At the COP27 climate summit, the world must act now to find sustainable substitutes for plastics. Reducing plastics in world trade is key to tackling pollution, protecting our ocean and fighting climate change.
Global exports of plastics or goods made from plastic has more than doubled in value since 2005, passing the $1 trillion benchmark in 2018 and reaching nearly $1.2 trillion in 2021. The growth in volume has been slightly slower but followed a similar path – from 218 million metric tons in 2005 to 369 million in 2021.
This upsurge of plastics in global trade includes products made from plastic, like many children’s toys, products with plastic components, such as electronic gadgets and products wrapped in plastic – everything from office furniture to DVDs to snacks. It also includes the raw materials used to make plastics – mainly fossil fuels – and the waste shipped overseas that contain plastics, such as discarded smartphones.
According to UN estimates, about 75% of all plastic produced since 1950 has become waste. So a surge of plastic in trade could signal a mounting tide of plastic in our ocean.
How much is $1.2 trillion worth of plastics?
It would take 18.4 million trucks, each carrying 20 tons, to deliver the 369 million metric tons of plastics exported in 2021. The queue of trucks would wrap around the globe 13 times.
Another way to understand the magnitude of the global plastics trade is by comparing its value to that of the total goods exports of some of the world’s biggest trading nations. Only three countries – China, the United States and Germany – export more than $1.2 trillion worth of goods. So, if all the world’s plastics exports came from one country, say “plastic nation”, it would be the world’s fourth-largest exporter without trading any other goods.
The value of global plastics exports is also larger than the size of most national economies. For instance, it is about three times higher than the GDP of Egypt – the host country of the COP27 climate summit.
The UNCTADstat plastics trade dataset enables detailed analysis of trade over the life cycle of plastics – from the raw materials traded to the finished products and trade of plastic waste – by product type, destination and source. A life cycle analysis increases transparency and helps set baselines for policy commitments.
For instance, despite efforts to reduce their exports of plastic waste, developed economies remain net exporters and accounted for nearly 80% of the global plastic waste trade in 2021, the data shows.
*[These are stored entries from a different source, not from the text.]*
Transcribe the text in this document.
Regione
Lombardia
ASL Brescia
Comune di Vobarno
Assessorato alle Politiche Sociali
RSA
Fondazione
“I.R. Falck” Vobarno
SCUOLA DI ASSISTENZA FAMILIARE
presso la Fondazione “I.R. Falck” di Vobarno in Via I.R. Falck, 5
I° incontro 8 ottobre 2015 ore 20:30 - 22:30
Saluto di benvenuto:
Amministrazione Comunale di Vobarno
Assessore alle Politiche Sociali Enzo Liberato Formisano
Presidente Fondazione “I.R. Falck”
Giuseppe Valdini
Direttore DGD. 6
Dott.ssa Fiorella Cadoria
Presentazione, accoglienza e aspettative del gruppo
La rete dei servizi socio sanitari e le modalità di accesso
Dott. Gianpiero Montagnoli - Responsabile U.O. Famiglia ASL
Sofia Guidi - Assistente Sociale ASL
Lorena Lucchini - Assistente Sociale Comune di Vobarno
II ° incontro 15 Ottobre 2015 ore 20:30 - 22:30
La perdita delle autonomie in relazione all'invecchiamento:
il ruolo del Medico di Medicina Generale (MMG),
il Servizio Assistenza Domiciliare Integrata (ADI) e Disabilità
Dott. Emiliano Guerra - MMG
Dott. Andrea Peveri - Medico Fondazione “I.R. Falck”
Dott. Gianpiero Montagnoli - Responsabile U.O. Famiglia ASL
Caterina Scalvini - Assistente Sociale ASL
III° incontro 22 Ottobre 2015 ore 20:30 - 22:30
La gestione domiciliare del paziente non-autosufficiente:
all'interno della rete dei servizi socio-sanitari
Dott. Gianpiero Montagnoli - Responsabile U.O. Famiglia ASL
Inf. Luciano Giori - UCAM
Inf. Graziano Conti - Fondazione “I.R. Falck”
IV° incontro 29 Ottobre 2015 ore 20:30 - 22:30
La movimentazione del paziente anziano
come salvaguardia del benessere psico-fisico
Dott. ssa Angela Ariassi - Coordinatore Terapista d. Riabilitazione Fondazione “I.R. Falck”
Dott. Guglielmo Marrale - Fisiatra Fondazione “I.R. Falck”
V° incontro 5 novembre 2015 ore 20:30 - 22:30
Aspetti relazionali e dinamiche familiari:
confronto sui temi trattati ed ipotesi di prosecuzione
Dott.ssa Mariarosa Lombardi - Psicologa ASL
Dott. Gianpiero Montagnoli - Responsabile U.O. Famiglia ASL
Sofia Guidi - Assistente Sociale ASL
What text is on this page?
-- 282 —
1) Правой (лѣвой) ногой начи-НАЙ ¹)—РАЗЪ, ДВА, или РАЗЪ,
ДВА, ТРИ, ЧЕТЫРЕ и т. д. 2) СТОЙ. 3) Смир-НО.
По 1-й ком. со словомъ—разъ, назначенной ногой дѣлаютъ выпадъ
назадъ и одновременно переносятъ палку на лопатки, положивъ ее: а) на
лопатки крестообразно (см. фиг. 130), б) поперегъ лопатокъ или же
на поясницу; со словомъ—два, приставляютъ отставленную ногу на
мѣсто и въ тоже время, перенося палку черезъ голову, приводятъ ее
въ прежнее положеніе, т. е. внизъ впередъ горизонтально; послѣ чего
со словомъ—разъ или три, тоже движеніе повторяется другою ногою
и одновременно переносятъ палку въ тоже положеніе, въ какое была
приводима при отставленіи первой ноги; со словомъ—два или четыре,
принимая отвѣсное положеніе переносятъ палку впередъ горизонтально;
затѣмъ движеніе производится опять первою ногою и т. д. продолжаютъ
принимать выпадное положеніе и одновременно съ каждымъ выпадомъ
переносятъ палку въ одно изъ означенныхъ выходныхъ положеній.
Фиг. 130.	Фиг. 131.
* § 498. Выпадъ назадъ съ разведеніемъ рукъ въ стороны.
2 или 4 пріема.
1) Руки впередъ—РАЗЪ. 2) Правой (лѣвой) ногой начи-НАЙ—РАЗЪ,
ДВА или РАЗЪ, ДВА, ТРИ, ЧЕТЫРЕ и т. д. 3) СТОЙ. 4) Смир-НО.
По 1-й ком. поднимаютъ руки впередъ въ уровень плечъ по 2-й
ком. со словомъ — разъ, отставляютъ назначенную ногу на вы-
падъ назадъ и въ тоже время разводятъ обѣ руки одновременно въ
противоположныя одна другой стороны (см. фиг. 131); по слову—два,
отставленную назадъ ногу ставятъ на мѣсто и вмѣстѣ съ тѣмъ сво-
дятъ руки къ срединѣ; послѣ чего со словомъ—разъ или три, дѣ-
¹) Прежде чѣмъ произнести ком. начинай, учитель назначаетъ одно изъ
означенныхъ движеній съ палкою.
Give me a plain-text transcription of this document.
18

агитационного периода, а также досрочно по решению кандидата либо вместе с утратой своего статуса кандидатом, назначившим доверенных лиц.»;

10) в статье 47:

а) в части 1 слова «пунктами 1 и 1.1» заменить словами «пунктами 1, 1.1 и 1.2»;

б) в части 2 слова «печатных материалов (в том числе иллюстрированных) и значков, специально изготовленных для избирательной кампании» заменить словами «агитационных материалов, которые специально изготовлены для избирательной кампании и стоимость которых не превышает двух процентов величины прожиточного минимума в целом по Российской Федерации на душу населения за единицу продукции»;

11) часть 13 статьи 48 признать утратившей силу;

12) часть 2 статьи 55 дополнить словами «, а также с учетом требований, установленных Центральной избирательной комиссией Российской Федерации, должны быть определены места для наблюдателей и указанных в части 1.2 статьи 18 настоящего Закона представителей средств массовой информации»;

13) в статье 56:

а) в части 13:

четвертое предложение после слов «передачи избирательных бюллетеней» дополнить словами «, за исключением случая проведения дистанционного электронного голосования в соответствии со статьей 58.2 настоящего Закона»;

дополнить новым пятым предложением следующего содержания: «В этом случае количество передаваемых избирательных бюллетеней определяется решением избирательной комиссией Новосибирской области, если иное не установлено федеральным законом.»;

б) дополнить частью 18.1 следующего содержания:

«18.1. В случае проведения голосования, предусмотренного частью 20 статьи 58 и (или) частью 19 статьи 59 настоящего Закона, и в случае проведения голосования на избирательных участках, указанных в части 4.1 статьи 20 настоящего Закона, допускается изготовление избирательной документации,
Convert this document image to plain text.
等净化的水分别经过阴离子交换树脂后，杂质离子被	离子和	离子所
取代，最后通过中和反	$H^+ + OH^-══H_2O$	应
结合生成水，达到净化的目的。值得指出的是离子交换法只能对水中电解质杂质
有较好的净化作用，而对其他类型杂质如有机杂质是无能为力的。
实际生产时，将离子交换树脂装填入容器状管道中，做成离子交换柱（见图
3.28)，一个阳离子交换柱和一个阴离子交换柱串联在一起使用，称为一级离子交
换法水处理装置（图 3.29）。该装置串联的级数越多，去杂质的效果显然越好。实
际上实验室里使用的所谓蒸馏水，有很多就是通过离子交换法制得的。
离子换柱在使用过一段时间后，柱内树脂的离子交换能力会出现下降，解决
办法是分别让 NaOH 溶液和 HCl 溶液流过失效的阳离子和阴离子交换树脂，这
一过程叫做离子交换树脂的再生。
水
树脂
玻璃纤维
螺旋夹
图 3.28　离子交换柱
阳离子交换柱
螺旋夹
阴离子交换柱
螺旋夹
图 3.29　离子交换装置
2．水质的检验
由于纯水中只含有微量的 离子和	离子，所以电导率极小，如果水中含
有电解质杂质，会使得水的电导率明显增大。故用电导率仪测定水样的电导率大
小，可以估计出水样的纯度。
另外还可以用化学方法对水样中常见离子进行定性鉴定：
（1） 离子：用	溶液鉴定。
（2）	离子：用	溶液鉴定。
Exporting plastic waste may be a way for some countries to deal with insufficient recycling capacities, but most of it is exported to developing countries, which have limited infrastructure to manage the waste in an environmentally sound manner.
Poor management of plastic waste has well-known negative impacts on the environment, with microplastics harming ecosystems around the globe – even in the Arctic. But tactics such as burning plastics also pump greenhouse gas emissions into the atmosphere.
At COP27, the world must act now to find sustainable substitutes for plastics. By embracing reusable, biodegradable and compostable plastic substitutes – such as natural fibers, agricultural waste, glass and aluminium – industries, businesses and consumers can help stem the tide of plastics crossing borders.
An UNCTAD event at the climate summit underlined that reducing the amount of plastic goods we trade – and ending the illegal trade in plastic waste – is key to tackling pollution, protecting our ocean and fighting climate change.